I’d never baked a cake before. But more importantly, I’d never iced a cake before. And this recipe had a delicious cream cheese and maple syrup frosting.
However, because I had never iced a cake before, I didn’t realise how important this one instruction was in the recipe: ‘allow cake to cool before icing’.
Now, I love a warm cake, just out of the oven. I wanted to make them a lovely cake, so I decided not to wait for the cake to cool, but to ice it straight away so we could have it warm and delicious.
This is the result. Show photo of cake.
In fairness to my baking skills, the cake was delicious, and I don’t think I’ve ever laughed as much at something I’ve made.
Jesus said, ‘Everyone who hears these words of mine and puts them into practice is like a wise man who built his house on the rock.’Matthew 7.24 (NIV)
Reading is not enough.
Hearing is not enough.
Knowing is not enough.
Do not merely listen to the word, and so deceive yourselves. Do what it says.James 1.22 (NIV)
Crowd, or disciple?
If Jesus worked for a modern church, his ministry would probably be hailed as a huge success. He was followed by huge crowds. They hung on his every word. They cried out to him for help. They brought their sick to him to be healed.
But then they screamed for him to be crucified. They jeered at him as he hung on the cross. They chased his followers out of their towns, even trying to stone some of them to death.
That’s the difference between the crowd and the disciples.
‘The crowd’ hears Jesus’ words, maybe even likes what they hear – ‘He’s a great moral teacher,’ they say – while totally ignoring those so-called ‘great’ teachings, especially the ones about hell and sex.
You know what? I think Jesus might be the most ignored person in history.
‘The disciples’ are those who hear Jesus’ words – really hear them – and put them into practice. It’s not easy, and we’ll mess up and get things wrong every day. But what matters is what comes first.
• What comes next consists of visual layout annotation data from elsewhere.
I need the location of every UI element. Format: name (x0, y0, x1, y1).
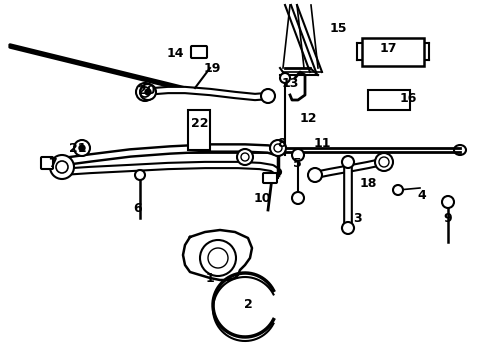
Text: 10: 10 (253, 192, 271, 204)
Ellipse shape (454, 145, 466, 155)
Text: 14: 14 (166, 46, 184, 59)
Text: 12: 12 (299, 112, 317, 125)
Text: 20: 20 (138, 84, 156, 96)
Circle shape (292, 192, 304, 204)
Circle shape (136, 83, 154, 101)
Circle shape (280, 73, 290, 83)
FancyBboxPatch shape (41, 157, 53, 169)
Circle shape (292, 149, 304, 161)
Circle shape (237, 149, 253, 165)
Text: 3: 3 (354, 212, 362, 225)
Circle shape (375, 153, 393, 171)
FancyBboxPatch shape (263, 173, 277, 183)
Text: 17: 17 (379, 41, 397, 54)
Text: 15: 15 (329, 22, 347, 35)
Text: 2: 2 (244, 298, 252, 311)
Text: 6: 6 (134, 202, 142, 215)
Polygon shape (183, 230, 252, 280)
Text: 19: 19 (203, 62, 220, 75)
Text: 5: 5 (293, 157, 301, 170)
Circle shape (79, 145, 85, 151)
Text: 18: 18 (359, 176, 377, 189)
Circle shape (270, 140, 286, 156)
Text: 16: 16 (399, 91, 416, 104)
Circle shape (342, 222, 354, 234)
Text: 8: 8 (278, 136, 286, 149)
Circle shape (261, 89, 275, 103)
Text: 11: 11 (313, 136, 331, 149)
Circle shape (342, 156, 354, 168)
Circle shape (442, 196, 454, 208)
Bar (368, 90, 410, 110)
Circle shape (140, 84, 156, 100)
Text: 1: 1 (206, 271, 215, 284)
Bar (362, 38, 424, 66)
Circle shape (308, 168, 322, 182)
Circle shape (74, 140, 90, 156)
Bar (188, 110, 210, 150)
Text: 9: 9 (443, 212, 452, 225)
FancyBboxPatch shape (191, 46, 207, 58)
Text: 13: 13 (281, 77, 299, 90)
Circle shape (50, 155, 74, 179)
Text: 4: 4 (417, 189, 426, 202)
Text: 22: 22 (191, 117, 209, 130)
Circle shape (393, 185, 403, 195)
Circle shape (145, 89, 151, 95)
Text: 7: 7 (48, 157, 56, 170)
Circle shape (135, 170, 145, 180)
Text: 21: 21 (69, 141, 87, 154)
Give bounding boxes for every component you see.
In the Sermon on the Mount Jesus said, ‘seek first [God’s] kingdom and his righteousness’ (6.33). Putting Jesus words into practice means we need to stop trying to rule our life ourselves, to stop insisting we know more about life than the God who invented life, and to let him be King, to submit to his rule. And if we do that, we will find what it means to live.
Yes, but how?
Now, the Bible is a big book. But there are so many resources out there to help Christians read it, learn it, mark what it says, even ‘digest’ it (though please don’t actually eat it, that won’t help).
I have been publishing Daily Prayer since lockdown started, with a Proverb and a comment, and some simple prayers. It takes not even ten minutes to read and pray through it every day.
Scripture Union publish Daily Bread, which has a passage of the Bible every day, with a comment to help us understand and engage with what the Bible says, and to help us pray.
There are plans for reading the gospels, the psalms, the letters of Paul, the New Testament, the whole Bible – you name it, someone has written something to help you read it!
There is no excuse. If you want help, all you need to do, is ask!
My experience is that reading the Bible is best done little and often – a bit of it, every day. Take a deep breath, calm yourself, be still and quiet so you can hear what God might be saying. And like eating breakfast or having a morning coffee – let it become a habit, a good habit.
Friends, let’s be disciples and not the crowd. Let’s hear these words of Jesus, and put them into practice – and so build our life on solid rock.